When coding with Claude Code, have you ever wondered: why does git status gobble up 2,000 tokens?
Here’s the thing: every time an AI tool runs commands like git status, npm test, or cargo build, it stuffs the full terminal output verbatim into the context window. A single cargo test failure can easily spit out 200+ lines and 25,000 tokens. After a few rounds, the context window fills up, and API costs rise along with it. The AI tool itself doesn’t care about all that redundant information — it only needs to know which tests failed and which git files changed.
RTK was born to fill exactly this gap.
Core Idea: Insert a Filter Layer Between AI and Terminal
RTK (rtk-ai/rtk) is a CLI proxy tool written in Rust, already at version 0.28.2. What it does is straightforward: intercept commands issued by AI tools, compress the output, and feed it back.
According to the README, in a 30-minute Claude Code session:
| Command | Frequency | Standard Output | After RTK Compression | Savings |
|---|---|---|---|---|
| ls / tree | 10x | 2,000 | 400 | -80% |
| git status | 10x | 3,000 | 600 | -80% |
| git diff | 5x | 10,000 | 2,500 | -75% |
| cargo test | 5x | 25,000 | 2,500 | -90% |
| pytest | 4x | 8,000 | 800 | -90% |
| docker ps | 3x | 900 | 180 | -80% |
| Total | ~118,000 | ~23,900 | -80% |
No magic here, just four techniques: smart filtering (strips comments, whitespace, boilerplate text), aggregation (groups files by directory, groups errors by type), truncation (keeps critical context, removes repetition), and deduplication (collapses duplicate log lines with a count marker).
Hook Mechanism: AI Tools Are Completely Unaware
RTK’s most interesting design is its auto-rewrite hook. After installation, it intercepts and rewrites Bash commands before the AI tool sends them:
Claude --git status--> RTK --> git
^ | |
| ~200 tokens | filter |
+---- (filtered) -----+----------+
Claude still issues git status, but RTK rewrites it to rtk git status before execution, returning the compressed result to Claude. The entire process is completely transparent to the AI — it has no idea the output has been rewritten.
RTK supports 12 AI tools: Claude Code, GitHub Copilot, Cursor, Gemini CLI, Codex, Windsurf, Cline/Roo Code, OpenCode, OpenClaw, Kilo Code, Google Antigravity. Installation is unified via rtk init -g, with corresponding flags for different tools.
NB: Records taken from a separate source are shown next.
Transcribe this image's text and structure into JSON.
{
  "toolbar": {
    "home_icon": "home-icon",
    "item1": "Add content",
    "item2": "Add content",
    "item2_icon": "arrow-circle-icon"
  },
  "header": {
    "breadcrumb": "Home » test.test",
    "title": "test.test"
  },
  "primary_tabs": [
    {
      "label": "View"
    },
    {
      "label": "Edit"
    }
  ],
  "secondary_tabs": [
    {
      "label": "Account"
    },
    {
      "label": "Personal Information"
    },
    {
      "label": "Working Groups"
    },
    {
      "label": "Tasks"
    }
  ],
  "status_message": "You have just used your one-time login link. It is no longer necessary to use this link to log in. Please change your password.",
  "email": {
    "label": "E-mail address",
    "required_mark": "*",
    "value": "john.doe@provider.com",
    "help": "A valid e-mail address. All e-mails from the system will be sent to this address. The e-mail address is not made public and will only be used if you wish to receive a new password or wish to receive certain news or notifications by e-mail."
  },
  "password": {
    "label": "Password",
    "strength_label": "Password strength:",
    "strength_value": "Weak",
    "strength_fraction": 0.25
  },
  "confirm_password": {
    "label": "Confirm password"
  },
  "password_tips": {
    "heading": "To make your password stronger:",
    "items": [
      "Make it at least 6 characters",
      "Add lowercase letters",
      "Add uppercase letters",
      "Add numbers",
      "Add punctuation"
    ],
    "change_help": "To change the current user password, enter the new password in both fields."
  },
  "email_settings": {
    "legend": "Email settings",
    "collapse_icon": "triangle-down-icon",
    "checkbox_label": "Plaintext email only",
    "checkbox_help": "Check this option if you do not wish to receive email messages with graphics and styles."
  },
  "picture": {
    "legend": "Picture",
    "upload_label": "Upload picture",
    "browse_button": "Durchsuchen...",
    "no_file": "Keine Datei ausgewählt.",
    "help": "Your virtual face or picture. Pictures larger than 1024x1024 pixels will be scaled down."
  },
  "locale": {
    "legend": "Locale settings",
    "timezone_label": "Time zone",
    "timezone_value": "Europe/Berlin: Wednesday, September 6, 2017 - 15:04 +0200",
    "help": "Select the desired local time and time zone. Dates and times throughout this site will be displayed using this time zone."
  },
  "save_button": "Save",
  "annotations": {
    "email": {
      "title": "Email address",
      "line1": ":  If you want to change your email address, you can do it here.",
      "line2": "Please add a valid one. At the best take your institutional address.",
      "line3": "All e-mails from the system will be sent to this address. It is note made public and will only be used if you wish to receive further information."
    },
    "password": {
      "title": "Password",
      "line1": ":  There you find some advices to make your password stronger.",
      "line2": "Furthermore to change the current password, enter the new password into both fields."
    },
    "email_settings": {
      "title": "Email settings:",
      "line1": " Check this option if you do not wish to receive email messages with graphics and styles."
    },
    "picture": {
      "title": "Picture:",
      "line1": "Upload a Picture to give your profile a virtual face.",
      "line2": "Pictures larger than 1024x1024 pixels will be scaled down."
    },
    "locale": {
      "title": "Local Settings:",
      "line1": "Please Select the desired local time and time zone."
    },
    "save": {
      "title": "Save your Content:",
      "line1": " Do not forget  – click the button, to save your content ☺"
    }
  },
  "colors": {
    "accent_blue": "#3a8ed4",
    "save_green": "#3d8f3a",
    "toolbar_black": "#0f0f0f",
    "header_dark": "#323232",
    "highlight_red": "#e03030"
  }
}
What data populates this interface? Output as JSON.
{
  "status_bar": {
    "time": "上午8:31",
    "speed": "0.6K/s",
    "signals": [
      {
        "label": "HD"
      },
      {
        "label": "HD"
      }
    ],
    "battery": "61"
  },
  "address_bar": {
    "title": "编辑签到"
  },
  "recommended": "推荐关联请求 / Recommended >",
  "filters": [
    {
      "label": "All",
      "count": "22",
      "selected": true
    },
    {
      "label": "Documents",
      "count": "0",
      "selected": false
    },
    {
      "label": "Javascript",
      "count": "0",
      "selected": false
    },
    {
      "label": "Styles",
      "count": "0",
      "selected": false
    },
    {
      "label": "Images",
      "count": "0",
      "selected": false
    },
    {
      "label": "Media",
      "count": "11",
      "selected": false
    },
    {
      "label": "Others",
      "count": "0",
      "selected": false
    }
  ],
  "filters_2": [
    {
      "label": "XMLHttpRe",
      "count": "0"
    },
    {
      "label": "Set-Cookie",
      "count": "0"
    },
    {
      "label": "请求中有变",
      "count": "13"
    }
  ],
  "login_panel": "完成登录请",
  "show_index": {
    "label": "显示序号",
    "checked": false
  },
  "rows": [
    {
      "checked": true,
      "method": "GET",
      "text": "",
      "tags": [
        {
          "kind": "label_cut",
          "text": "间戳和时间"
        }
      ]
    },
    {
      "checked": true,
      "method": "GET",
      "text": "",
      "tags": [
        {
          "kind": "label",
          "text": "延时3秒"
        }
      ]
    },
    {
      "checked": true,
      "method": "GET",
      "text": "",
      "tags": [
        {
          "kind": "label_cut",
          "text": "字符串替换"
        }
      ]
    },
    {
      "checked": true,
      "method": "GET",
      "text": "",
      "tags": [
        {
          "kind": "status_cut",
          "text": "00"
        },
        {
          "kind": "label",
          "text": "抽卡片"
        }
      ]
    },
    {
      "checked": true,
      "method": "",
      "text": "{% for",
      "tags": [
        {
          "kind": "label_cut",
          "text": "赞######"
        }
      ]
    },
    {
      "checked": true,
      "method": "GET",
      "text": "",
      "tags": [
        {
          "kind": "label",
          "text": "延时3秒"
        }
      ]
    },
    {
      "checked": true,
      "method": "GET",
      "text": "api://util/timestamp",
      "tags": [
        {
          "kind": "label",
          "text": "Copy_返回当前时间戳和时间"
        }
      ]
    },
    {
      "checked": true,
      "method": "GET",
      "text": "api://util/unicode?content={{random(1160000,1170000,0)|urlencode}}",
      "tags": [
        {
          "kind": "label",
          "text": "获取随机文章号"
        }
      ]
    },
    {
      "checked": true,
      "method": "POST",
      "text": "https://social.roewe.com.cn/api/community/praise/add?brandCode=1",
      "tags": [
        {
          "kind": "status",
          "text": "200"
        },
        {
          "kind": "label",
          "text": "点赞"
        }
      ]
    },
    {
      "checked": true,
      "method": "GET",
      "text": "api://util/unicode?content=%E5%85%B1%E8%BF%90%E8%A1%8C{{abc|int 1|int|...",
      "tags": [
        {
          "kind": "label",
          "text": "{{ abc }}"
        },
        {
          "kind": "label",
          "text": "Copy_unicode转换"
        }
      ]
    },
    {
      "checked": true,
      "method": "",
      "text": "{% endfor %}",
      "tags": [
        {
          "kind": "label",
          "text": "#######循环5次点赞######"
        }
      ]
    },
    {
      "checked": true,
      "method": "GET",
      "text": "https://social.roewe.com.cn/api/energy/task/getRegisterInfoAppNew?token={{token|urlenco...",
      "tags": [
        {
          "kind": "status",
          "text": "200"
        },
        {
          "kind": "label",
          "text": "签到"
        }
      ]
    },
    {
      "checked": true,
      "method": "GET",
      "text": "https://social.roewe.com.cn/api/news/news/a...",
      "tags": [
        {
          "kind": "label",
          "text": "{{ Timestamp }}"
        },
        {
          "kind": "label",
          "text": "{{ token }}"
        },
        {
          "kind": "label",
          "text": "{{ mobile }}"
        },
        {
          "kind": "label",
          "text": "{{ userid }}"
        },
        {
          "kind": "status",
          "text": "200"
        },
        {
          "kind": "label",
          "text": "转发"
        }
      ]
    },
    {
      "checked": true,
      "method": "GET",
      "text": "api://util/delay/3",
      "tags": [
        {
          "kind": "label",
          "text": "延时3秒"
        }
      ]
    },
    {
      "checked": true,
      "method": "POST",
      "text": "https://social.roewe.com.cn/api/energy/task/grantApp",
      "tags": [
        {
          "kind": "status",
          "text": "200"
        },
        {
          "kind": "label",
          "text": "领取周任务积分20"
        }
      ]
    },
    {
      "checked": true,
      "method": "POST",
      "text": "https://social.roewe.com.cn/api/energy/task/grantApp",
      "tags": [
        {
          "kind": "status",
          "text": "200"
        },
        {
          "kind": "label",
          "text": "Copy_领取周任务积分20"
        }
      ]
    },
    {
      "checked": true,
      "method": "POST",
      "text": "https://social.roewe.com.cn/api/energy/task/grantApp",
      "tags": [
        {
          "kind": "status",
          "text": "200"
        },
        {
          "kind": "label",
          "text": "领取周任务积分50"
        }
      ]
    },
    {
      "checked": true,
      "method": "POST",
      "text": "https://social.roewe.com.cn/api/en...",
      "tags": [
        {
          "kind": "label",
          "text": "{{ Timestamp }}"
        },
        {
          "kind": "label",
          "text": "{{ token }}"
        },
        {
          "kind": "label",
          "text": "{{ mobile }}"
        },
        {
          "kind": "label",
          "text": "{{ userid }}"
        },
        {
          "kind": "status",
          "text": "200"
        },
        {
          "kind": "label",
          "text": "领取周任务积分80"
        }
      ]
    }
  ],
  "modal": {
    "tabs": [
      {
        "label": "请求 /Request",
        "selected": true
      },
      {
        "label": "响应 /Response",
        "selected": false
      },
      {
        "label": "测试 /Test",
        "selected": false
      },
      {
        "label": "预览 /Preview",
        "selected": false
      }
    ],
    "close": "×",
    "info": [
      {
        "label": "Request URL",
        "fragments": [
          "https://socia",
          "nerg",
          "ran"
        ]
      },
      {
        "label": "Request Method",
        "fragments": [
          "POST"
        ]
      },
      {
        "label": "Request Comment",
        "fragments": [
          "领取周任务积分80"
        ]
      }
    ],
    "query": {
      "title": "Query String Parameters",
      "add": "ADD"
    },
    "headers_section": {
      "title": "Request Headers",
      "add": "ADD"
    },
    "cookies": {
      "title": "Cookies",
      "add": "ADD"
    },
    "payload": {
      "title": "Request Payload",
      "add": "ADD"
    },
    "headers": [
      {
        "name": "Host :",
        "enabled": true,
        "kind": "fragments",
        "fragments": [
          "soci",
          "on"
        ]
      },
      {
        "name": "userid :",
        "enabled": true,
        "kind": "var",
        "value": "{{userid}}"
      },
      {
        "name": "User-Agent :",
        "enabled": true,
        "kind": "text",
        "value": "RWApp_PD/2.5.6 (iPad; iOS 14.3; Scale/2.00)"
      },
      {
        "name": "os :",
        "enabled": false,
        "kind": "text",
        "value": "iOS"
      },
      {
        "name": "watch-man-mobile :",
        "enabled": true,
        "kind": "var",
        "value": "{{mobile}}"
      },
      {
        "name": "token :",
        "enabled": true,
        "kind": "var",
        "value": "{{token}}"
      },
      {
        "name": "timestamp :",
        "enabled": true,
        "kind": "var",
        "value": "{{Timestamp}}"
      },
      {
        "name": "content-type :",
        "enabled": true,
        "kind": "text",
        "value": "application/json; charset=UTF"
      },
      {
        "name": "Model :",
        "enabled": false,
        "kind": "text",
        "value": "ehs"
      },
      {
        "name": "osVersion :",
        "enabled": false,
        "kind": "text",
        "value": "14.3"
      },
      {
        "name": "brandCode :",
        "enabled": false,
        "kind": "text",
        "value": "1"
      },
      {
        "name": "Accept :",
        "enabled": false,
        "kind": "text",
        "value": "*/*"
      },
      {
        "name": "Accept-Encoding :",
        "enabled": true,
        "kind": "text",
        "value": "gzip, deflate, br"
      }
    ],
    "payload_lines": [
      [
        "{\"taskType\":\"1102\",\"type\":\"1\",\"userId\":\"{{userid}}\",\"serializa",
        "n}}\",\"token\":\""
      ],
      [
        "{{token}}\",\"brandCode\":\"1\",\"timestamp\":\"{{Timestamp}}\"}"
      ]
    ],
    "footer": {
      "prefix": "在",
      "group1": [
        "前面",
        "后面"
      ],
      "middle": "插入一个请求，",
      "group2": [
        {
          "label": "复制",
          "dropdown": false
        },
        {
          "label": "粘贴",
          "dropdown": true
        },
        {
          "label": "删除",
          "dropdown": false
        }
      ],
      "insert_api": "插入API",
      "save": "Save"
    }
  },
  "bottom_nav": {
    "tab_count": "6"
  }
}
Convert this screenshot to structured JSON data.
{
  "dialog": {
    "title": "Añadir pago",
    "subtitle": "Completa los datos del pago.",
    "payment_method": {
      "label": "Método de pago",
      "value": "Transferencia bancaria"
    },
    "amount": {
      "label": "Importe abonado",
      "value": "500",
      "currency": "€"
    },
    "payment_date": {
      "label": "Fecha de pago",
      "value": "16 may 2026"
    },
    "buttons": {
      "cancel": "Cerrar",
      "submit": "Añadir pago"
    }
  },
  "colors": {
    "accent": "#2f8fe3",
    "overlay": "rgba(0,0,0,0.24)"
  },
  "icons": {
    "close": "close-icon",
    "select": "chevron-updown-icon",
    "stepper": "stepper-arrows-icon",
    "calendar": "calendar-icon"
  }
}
Beyond Compression: Observability Built In
RTK also ships with a suite of token savings analytics tools:
rtk gain— view savings statisticsrtk gain --graph— ASCII chart showing trends over the last 30 daysrtk discover— discover commands not yet covered by RTKrtk session— view RTK adoption rate across sessions
For teams heavily using AI coding tools, this data maps directly to API costs.
Caveats
Two limitations to be aware of:
- Hooks only apply to Bash command invocations. Claude Code’s built-in Read, Grep, and Glob tools don’t go through the Bash hook, so they won’t be auto-rewritten. You’ll need to use explicit shell commands or
rtk read/rtk grep. - Native Windows environments don’t support the auto-rewrite hook and fall back to CLAUDE.md injection mode. Full support is available under WSL.
Quick Start
# Homebrew
brew install rtk
# Or install directly
curl -fsSL https://raw.githubusercontent.com/rtk-ai/rtk/refs/heads/master/install.sh | sh
# Install hook for your AI tool
rtk init -g # Claude Code / Copilot
# Restart your AI tool and test
git status # automatically rewritten to rtk git status
The project is MIT licensed, has 39.6k stars, 863 commits, a core team of three, and the latest commit was 2 days ago. For anyone spending tens of dollars a day on API fees from AI coding tools, the ROI of this tool is nearly immediate.